Knew the right grip, the 
two finger pull without
the thumb.

Prided myself
on form almost more
than accuracy. 

Had a sheaf of 
arrows, yellow shafted,
target heads like sharp bullets.

Had one white shafted one
chased with red, my favorite.
Saved it 
for last every time. 

One day I hit something
to the side of the target
and shattered that magic bolt.

Panicked and stared
at the splinters 
for a few minutes.

Tossed it into the woodpile
to be burned 
in winter, then still
some months off.

Pushed aside the judgement
until later, I thought, but my father
never said a word.

I am not sure he valued that arrow 
much at all.
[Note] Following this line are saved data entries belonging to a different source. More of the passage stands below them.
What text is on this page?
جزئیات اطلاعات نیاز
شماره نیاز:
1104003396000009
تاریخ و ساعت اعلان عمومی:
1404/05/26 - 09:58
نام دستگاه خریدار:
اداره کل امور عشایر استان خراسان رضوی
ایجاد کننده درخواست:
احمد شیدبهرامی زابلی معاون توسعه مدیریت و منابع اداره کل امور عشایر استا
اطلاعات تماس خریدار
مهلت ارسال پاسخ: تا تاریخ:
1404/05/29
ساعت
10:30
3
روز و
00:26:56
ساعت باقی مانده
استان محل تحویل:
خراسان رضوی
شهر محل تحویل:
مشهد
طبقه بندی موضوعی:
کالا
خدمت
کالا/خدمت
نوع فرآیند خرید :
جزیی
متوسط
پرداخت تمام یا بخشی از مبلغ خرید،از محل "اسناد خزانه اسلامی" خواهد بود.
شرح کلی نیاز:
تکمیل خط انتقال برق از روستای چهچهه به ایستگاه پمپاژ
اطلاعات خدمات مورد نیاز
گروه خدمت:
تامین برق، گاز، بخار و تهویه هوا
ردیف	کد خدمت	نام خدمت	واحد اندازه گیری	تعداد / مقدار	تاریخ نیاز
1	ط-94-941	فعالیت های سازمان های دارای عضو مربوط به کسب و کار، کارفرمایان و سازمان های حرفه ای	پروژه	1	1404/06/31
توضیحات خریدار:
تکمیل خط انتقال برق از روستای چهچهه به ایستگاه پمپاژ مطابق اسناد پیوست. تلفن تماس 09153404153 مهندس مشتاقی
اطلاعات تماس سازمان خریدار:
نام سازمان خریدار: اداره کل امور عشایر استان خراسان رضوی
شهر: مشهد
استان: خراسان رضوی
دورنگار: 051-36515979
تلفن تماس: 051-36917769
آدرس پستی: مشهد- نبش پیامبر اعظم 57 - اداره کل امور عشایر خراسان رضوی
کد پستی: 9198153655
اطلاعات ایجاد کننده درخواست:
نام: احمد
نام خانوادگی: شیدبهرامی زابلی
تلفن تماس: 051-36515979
It was
everything about archery

to me: fantasy 
arrow, the Ultimate.

I always tried
to be immaculate with it
when I shot

my father’s bow
in my father’s backyard.
Tried to hit the target dead on,

tried to make myself
perfect in a skill
I’d never need, a skill

from a past time,
a past existence, 
a fantasy I’d made of myself.


Two Doors

If you go through that door
you will enter a room

already full
to the ceiling

that somehow
never stops filling, 

a mouth
that won’t spit, that only swallows.

That other door
in the far wall

opens
on an empty room.

I have seen people
going in there all day,

no one has come out.
The room is small and 

there’s no question about it:
it is empty. I wouldn’t

go in there. You
will not come out.

I don’t know
where those people went

and neither do you.
Do you want to risk 

vanishing? Perhaps
it’s better on the far side

of Whatever.
As for me — I stand

between these rooms.
I get to choose,

to comment, to advise;
my advice

does no good to others
as far as I can tell

and for myself
I will not choose. Why?

Go into the stuffed room
and try to breathe. Go into

the empty room and 
try to exist, or at least be seen,

then tell me why
I need to decide. 

While you stammer
I’ll try and come up

with a satisfactory name
for the room we’re in,

or maybe I will do
no such thing. Maybe

I’ll just keep its name
to myself.  Keep it safe

from everyone who insists
on choosing one door or the other.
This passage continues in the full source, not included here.